27 juin 2007

La Pitié

Depuis que je suis seul dans l’appartement, cette semaine, et A. en vacances à Rome, le frigidaire est vide, deux soirs de suite je me pisse entièrement dessus sur un pantalon propre, aux toilettes, et comme moi tous les appareils se dérèglent un à un, la télécommande dans ma chambre, le décodeur au salon, l’ordinateur qui plante chaque soir, la fenêtre qui s’ouvre et se referme toute seule, c’est l’attaque des machines, les esprits qui me parlent, j’ai peur et je voudrais téléphoner, vite, que quelqu’un me rassure enfin, mais il n’y a plus personne sur MSN, seulement cet énorme bruit : un tableau s’est décroché du mur de la cuisine et s’écrase sur la vaisselle alignée, en dessous.

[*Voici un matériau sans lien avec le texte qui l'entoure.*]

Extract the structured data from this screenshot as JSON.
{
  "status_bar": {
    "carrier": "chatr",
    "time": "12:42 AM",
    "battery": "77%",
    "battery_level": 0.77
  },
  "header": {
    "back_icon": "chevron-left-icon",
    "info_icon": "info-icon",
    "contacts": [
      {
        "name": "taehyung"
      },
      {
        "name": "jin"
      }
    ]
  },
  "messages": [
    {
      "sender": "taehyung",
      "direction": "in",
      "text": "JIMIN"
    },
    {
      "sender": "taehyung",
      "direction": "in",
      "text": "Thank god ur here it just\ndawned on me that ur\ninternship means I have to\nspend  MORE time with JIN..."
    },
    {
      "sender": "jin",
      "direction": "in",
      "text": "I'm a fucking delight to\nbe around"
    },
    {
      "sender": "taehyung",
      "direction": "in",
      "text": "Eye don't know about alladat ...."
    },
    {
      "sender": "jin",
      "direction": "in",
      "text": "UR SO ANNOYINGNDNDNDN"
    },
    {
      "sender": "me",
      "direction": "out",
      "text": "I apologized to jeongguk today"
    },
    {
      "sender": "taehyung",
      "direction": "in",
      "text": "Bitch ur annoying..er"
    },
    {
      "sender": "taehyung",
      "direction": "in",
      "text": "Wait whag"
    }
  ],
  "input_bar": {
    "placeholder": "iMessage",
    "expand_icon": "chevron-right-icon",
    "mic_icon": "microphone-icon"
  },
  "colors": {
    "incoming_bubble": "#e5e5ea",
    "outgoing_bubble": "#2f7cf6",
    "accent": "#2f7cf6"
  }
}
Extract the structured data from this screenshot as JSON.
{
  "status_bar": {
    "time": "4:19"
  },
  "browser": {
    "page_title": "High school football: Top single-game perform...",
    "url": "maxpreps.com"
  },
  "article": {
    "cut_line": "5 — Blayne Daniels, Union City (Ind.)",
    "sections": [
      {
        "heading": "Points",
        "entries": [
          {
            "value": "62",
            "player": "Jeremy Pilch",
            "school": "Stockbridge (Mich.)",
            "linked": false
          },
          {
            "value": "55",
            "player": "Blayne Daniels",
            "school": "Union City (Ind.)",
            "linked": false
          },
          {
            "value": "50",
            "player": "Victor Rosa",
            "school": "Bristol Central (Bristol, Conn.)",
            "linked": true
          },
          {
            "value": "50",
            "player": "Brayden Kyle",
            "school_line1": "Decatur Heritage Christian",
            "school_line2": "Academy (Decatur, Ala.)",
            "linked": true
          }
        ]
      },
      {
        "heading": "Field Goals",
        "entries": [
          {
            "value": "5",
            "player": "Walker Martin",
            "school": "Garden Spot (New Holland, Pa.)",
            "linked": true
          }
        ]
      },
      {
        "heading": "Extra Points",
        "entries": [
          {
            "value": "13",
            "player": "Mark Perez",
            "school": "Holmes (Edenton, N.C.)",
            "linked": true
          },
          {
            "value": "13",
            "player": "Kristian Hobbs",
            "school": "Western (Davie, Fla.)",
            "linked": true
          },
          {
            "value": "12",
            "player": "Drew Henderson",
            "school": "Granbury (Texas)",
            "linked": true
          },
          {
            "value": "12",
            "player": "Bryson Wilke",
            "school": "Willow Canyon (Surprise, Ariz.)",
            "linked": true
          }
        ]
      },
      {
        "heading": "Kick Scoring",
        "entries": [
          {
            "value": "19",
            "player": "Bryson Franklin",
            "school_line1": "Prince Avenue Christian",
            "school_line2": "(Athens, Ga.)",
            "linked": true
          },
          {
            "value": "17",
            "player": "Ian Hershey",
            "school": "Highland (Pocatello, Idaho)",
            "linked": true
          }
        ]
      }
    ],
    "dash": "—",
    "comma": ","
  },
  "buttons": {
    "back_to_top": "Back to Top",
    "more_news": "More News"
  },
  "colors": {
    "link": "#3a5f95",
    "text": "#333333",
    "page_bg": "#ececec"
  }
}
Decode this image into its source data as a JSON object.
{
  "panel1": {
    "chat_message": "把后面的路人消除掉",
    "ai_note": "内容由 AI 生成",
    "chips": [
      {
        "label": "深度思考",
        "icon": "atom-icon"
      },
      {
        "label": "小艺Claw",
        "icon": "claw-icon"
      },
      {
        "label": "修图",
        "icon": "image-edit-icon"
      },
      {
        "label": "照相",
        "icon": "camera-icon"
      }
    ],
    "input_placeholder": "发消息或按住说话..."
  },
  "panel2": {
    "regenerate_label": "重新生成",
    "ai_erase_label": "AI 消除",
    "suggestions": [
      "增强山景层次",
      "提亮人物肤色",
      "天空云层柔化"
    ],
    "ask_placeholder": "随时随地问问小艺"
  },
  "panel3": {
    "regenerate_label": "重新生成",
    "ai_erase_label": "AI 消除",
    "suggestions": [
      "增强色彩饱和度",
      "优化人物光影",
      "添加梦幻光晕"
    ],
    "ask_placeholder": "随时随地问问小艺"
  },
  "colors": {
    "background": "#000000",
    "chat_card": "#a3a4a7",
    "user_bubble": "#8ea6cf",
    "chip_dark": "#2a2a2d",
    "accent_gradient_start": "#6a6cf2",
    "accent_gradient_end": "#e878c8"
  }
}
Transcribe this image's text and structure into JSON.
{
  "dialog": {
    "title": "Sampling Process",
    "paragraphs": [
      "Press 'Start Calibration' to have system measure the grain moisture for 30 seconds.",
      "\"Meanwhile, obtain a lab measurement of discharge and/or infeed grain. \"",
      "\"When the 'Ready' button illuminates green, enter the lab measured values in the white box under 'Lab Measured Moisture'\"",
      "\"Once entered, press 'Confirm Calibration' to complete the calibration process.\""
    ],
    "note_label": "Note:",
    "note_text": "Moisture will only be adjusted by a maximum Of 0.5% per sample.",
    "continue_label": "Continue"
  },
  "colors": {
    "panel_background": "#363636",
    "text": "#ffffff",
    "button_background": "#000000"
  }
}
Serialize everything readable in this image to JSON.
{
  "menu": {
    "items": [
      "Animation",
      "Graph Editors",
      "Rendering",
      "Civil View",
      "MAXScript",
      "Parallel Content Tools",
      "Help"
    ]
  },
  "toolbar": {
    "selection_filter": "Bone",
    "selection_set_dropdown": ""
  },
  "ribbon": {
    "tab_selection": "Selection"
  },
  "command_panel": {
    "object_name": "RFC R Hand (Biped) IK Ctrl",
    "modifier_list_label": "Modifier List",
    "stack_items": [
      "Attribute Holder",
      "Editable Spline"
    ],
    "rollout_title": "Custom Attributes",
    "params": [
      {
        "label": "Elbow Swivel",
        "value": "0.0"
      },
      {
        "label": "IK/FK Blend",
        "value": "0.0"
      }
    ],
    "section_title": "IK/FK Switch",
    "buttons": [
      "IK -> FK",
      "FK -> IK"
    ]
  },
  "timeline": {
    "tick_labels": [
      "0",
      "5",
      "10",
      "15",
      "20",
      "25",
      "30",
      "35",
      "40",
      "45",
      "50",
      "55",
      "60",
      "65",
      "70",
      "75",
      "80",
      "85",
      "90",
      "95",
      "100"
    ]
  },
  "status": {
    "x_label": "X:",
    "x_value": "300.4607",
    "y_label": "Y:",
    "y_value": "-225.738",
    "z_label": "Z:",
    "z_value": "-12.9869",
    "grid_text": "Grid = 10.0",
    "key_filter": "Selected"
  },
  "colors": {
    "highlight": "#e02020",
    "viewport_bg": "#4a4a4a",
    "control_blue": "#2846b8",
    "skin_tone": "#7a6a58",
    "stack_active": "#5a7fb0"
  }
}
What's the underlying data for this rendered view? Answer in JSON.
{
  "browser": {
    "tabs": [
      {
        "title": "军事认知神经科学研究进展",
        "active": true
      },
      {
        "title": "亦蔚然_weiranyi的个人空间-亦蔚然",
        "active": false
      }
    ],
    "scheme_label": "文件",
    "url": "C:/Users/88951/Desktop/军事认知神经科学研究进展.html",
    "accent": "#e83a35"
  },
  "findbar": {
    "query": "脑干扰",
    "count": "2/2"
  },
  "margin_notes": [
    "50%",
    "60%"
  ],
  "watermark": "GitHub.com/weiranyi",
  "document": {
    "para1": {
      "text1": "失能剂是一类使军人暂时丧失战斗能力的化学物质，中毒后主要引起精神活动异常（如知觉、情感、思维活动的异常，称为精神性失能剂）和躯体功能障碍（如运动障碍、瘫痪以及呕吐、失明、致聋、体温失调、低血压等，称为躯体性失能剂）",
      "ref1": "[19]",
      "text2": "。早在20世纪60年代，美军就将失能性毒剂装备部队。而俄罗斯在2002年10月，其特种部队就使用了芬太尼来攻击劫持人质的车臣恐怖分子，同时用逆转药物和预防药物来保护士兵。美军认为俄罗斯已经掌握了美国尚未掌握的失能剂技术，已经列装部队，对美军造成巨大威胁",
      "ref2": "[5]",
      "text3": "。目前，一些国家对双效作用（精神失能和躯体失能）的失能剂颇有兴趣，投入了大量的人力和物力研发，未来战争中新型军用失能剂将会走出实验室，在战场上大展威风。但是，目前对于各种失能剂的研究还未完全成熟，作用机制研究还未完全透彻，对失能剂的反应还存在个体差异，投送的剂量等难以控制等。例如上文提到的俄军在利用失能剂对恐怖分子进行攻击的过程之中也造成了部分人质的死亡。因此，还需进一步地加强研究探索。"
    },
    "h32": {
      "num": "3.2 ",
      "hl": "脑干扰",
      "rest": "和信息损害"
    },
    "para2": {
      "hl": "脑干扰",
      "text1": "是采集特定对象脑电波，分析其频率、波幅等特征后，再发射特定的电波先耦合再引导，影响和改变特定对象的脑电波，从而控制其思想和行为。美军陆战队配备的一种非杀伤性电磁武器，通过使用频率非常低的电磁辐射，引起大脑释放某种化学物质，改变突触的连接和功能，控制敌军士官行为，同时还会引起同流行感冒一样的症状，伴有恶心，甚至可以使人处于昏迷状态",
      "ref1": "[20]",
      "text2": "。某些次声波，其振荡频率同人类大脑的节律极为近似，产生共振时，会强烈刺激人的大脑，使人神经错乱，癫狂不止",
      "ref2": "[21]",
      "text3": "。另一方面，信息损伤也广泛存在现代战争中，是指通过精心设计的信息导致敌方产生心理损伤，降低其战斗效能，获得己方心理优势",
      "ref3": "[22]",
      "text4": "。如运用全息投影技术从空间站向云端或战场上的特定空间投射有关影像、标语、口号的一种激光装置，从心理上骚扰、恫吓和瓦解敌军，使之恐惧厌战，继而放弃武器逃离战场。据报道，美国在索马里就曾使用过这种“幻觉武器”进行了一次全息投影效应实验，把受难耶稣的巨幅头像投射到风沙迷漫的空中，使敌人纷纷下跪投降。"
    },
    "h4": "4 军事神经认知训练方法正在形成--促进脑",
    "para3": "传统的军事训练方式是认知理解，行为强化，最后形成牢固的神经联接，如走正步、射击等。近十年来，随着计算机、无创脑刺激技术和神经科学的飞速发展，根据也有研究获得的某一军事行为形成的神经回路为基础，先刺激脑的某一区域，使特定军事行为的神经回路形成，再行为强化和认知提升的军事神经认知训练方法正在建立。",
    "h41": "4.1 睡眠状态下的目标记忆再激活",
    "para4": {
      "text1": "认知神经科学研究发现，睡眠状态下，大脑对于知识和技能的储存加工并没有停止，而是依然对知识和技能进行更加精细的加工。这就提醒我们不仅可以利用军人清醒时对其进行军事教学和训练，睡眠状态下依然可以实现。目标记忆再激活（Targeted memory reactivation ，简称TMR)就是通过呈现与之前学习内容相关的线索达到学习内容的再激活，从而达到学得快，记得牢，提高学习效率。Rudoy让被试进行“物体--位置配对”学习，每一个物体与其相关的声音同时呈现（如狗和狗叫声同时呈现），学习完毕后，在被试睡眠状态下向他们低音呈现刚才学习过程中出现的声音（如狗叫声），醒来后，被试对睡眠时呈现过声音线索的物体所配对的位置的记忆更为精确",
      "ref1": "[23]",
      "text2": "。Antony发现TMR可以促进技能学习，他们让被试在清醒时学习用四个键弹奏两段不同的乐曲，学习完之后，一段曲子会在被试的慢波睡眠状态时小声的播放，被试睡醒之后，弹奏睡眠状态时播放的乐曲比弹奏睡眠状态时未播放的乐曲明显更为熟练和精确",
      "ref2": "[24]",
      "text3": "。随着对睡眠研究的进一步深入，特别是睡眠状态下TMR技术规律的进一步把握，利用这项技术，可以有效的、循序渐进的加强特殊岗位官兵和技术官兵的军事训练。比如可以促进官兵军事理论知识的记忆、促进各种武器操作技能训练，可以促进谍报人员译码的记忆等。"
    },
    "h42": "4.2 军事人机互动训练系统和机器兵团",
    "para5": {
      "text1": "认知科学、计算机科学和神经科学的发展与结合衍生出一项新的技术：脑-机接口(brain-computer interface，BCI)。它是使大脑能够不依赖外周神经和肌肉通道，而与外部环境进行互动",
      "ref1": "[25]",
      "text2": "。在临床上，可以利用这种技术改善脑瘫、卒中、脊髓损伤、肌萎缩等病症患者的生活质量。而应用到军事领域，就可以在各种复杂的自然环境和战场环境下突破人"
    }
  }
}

A trois heures du matin j’allume LCI, ce débat de cauchemar sur le taux d’alcoolémie autorisé au volant, ces bonnes âmes, si bien intentionnées, si insolemment répressives, qui se proposent de le réduire à un verre de vin seulement, et je me dis qu’à la vitesse où ça va, bientôt on aura plus le droit de simplement marcher dans la rue à plus de trois verres dans le nez, au cas où on renverserait une voiture, en traversant, qui sait. Quand mes nièces et mon neveu seront à leur tour devenus grands, est ce qu’ils enverront les habitants de ton quartier te fliquer ta proximité jusque dans ton lit, veiller à ce que même là t’aies plus le droit de fumer, pour pas te choper un cancer ? Est-ce qu’ils éliront, pour que surtout tu gardes un cœur sain, des représentants qui voteront des deux mains des lois pour te faire faire de force chaque jour ton gentil petit tour de jogging, avé (bien sûr, attends !) le short et les baskets, nouveaux étendards d’une majorité consentante au pire ? Est-ce qu’on verra s’improviser, à chaque coin de rue, des mini-jeux olympiques de 1936, dans la joie et la bonne humeur ? …. Mais c’est maintenant qu’il est là sous mes yeux tous les jours à s’étendre, ce continent de terreur, où hors de question que tu coûtes un sou à ton voisin, où tout ce qui t’arrive c’est bien parce que t’avais qu’à pas, et pis où tiens oublie pas ton prozac, surtout.

Aujourd’hui pour une fois mon portable a sonné, une infirmière de la Pitié, mais c’était juste pour me prévenir, pour mon rendez vous, hein, ben, mon psy, il sera vraiment trop occupé pour me recevoir, demain. Au dîner chez F., bien avant le vin blanc, Ph. était déjà tout rouge, il voulait juste être bronzé, un problème de réglage dans la machine à U.V sans doute, ça me rappelle ces grands hôpitaux parisiens et d'ailleurs, qui exposent sans honte ni regrets publics leurs patients cancéreux à des radiothérapies défectueuses, comme cet homme dans le journal qui depuis s’en chie et s’en pisse tous les jours dessus, à faire mal. Boulevard de Sébastopol deux heures après minuit la ville était morte, les avenues et le monde autour de moi vides de tout sauf de l’écho de mes pas, si vides, même, que j’ai eu peur de voir surgir, de derrière un arbre, Rachida Dati avec un alcootest et puis ses dents, parce que oui, j’ai bu, et j’aime les garçons.

Je me rappelle quand à la télé tout le monde clopait, quand dans Paris on trouvait encore des taxis la nuit, quand on avait encore le droit d’être malade, de faire du bruit après dix heures, de boire à vomir dans le caniveau, de sécher la piscine. Je me rappelle quand nos vies tout le monde savait bien que c’est compliqué, quand on était tous volontaires pour se prendre la tête, quand personne ne zappait tout comme on passe d’un programme à l’autre, je me rappelle quand tu répondais quand on te parle.